最初の相談内容は、小学生の頃に学校で起こったほんのささいな、でも不思議な出来事。ここに両親の話題は少ししか出ていませんが、先生の理不尽さが垣間見えます。
何か問題が起こった時に、説明する言葉を持たない子供に対して、話を聞こうとせず、
一方的に自分の考えを押し付け、子供の立場を踏みにじるのです。

それから、光世は両親に受けた不可解で恐ろしかった出来事について、相談していきます。光世が受けた行為としては、父親から突然怒鳴られる、両親と外食に出かけ、光世がトイレに行っている間に二人に置いて行かれ、さらに勝手に一人で出歩くなと両親に
キレられる。運動会の駆けっこではじめて一等になった報告をしたら「くだらない」と
一蹴される。街中で友人といたところを見た母親が、自分の方を見て「そちらは?」
と友人に尋ねる。

なんというか、背筋が寒くなる出来事ばかりです。障害を疑いたくなるような、ギリギリのラインではないでしょうか。一番怖いのは、両親が光世を傷つけてやろうとか、
小さい子供は嫌いだ、とか、そういった明確な悪意のようなものがないという点です。
ただひたすら感情のままに怒鳴ったり、行動したり。前後関係において整合性がないので、子供は混乱するしかありません。何をしたら怒るのかが全くわからないのですから。

しかし、光世は自分は直接暴力を振るわれたわけでもなく、食事も食べさせてもらったし、学校にも行かせてもらった。だから「毒親」と言うのはちょっと違うのではないか?と相談者に訴えています。

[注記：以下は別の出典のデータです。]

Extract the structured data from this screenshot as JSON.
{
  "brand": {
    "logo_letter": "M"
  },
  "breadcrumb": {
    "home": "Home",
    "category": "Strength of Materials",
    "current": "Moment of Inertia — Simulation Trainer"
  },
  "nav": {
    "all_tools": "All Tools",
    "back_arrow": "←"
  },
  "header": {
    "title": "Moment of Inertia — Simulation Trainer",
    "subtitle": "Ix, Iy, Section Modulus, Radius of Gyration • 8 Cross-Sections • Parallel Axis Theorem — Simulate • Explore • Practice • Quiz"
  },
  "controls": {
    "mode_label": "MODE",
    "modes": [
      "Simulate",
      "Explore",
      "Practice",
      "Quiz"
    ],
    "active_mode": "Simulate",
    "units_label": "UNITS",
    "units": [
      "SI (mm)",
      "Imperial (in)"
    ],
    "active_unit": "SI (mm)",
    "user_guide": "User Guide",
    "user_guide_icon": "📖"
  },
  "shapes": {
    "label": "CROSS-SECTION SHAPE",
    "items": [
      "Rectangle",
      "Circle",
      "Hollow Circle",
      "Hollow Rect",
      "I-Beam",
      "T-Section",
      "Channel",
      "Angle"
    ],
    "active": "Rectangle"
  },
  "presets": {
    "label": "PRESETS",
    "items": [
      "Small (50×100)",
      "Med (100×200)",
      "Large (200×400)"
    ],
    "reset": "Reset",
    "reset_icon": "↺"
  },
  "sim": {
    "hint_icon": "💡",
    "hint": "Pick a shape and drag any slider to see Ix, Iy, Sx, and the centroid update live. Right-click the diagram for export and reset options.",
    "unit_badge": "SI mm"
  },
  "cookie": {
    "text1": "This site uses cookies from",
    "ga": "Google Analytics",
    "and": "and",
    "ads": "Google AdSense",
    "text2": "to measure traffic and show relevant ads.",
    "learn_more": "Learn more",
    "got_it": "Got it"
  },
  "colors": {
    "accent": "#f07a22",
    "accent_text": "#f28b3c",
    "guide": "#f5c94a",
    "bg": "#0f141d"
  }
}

いや、充分毒親だろ、とこちらとしては思うのですが、光世の両親に対する思いを
尊重した店主は「謎の毒親」という名称ではどうか、と提案してきます。
謎の、とつくだけでだいぶマイルドに、世間で言われている、子どもを死や病気に追い込むようなひどい毒親、という像から少し距離を置いたように感じます。

光世は両親の事を他人に相談せず、ずっと自分の心の中に閉まってきました。
それは、両親が亡くなったことで、ようやく「親を貶めるようなことを言っては
いけない」という呪縛からとかれたのでしょう。ほんの一部(というのも怖い)を
明かしたことで、心の重荷を下ろし、スッキリしたのではないでしょうか。

親というものは、それほどに子供の心に大きな枷をつけることがあるのです。
子どもという人格を理解できない、子どもが「考えている」ということ自体理解できない親が、本当の「毒親」と言えるのかもしれません。